Ouvrage public mal implanté … peut être détruit !

« Ouvrage public mal implanté ne se détruit pas » : le principe posé par le Conseil d’Etat dans son arrêt Robin en 1853 est désormais bien loin. Depuis une trentaine d’années, il est régulièrement remis en cause. Le Conseil d’Etat en a fait une nouvelle démonstration par un arrêt du 28 février 2020 (CE, 28/02/2020, n°425743).


Il convient en premier lieu de définir la notion même d’ouvrage public.

  • L'ouvrage public est un immeuble. Il peut être un meuble s'il constitue l'élément accessoire indissociable d'un immeuble, ou incorporé à celui-ci (c'est alors un immeuble par destination). La qualité d'immeuble résulte de l'implantation au sol, qui doit être solide et durable.
  • L'ouvrage public doit être un immeuble aménagé ; ainsi un terrain non bâti ne peut être un ouvrage public. L'aménagement peut être sommaire (ex : un simple muret).
  • L'ouvrage public doit être affecté à l'intérêt général.

Cette définition résulte d’un avis du Conseil d’Etat du 29 avril 2010 : « La qualification d'ouvrage public peut être déterminée par la loi.
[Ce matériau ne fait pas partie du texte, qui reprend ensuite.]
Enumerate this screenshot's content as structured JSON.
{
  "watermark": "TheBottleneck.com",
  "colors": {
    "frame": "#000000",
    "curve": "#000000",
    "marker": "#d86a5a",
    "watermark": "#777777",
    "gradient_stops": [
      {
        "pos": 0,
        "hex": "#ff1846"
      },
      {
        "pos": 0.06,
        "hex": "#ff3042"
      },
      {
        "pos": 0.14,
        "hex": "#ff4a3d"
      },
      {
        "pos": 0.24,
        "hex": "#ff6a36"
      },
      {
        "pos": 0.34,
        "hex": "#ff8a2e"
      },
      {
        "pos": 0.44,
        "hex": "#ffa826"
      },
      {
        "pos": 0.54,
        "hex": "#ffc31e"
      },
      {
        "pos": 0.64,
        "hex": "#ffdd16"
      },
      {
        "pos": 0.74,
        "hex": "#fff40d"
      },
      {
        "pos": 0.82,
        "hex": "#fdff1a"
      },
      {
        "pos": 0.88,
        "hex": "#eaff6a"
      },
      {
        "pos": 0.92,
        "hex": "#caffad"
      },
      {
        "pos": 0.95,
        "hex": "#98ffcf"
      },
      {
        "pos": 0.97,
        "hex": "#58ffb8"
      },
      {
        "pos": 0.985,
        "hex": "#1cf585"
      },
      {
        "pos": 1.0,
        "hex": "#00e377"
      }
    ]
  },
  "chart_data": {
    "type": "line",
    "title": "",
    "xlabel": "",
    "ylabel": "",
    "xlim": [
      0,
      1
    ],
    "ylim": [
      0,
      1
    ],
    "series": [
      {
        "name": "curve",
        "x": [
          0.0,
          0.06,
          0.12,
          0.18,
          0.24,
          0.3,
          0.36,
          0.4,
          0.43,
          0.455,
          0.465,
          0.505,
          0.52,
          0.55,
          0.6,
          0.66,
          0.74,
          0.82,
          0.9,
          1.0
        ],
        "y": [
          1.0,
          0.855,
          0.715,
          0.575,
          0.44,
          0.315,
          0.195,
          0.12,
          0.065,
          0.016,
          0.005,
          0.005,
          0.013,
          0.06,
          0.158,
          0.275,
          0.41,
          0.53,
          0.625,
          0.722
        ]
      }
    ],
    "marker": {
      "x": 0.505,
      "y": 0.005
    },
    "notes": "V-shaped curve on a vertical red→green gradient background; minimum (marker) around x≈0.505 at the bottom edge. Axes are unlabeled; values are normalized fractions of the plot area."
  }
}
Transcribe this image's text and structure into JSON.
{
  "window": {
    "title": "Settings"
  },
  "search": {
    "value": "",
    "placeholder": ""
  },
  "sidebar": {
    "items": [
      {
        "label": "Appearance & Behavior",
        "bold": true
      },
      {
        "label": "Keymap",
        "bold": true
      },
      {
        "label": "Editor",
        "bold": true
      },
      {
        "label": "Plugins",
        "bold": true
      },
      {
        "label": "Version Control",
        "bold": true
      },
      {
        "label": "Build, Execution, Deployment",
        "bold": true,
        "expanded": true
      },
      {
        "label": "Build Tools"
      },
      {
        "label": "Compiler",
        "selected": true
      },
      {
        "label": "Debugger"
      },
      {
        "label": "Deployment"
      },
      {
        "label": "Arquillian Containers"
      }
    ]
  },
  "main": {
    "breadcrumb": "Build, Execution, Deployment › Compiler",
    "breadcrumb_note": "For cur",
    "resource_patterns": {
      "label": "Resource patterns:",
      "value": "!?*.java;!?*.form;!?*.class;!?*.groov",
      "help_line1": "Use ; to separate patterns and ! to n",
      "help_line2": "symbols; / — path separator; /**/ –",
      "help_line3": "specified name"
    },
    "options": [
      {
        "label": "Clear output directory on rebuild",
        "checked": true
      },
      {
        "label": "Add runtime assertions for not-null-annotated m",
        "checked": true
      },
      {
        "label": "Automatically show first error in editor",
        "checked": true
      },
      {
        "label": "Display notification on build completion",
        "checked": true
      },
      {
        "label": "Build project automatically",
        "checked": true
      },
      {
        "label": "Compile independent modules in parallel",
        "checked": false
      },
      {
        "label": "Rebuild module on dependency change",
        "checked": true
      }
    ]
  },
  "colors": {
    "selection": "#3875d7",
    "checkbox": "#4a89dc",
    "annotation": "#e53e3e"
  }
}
Présentent aussi le caractère d'ouvrage public notamment les biens immeubles résultant d'un aménagement, qui sont directement affectés à un service public, y compris s'ils appartiennent à une personne privée chargée de l'exécution de ce service public. » (CE, 29/04/2010, n°323179).

Cela peut être par exemple un transformateur électrique ou une route.

On dit que l’ouvrage public est mal implanté lorsqu’il se trouve, au moins en partie, sur une propriété privée.

Pendant longtemps, un principe a prévalu : « Ouvrage public mal implanté ne se détruit pas ».

Une première atteinte a été portée à ce principe par décision du Conseil d’Etat du 19 avril 1991 (CE, 19/04/1991, n° 78275) : considérant qu’il n’existait pas d’erreur manifeste d’appréciation, l’ouvrage n’a pas été démoli.

En 2003, le Conseil d’Etat est allé plus loin en décidant que le juge pouvait ordonner la démolition d’un ouvrage public après avoir recherché si la régularisation était possible et si la démolition n’entraînerait pas une atteinte excessive à l’intérêt général (CE, 29/01/2003, n°245239).

La décision du Conseil d’Etat du 28 février 2020 s’inscrit dans la continuité de ces dernières décisions.

Elle rappelle les deux alternatives offertes :

  • Si une régularisation est possible, elle doit être mise en œuvre (par exemple, par la procédure d’expropriation) ;
  • Si aucune régularisation n’est possible, le Juge doit procéder à un bilan coût avantage des intérêts publics et privés en présence pour décider si cet enlèvement entraîne ou non une atteinte excessive à l’intérêt général.

Dans son arrêt du 20 février 2020, le Conseil d’Etat insiste sur la nécessité de s’assurer de l’effectivité de la mesure de régularisation. Celle-ci ne doit pas être hypothétique.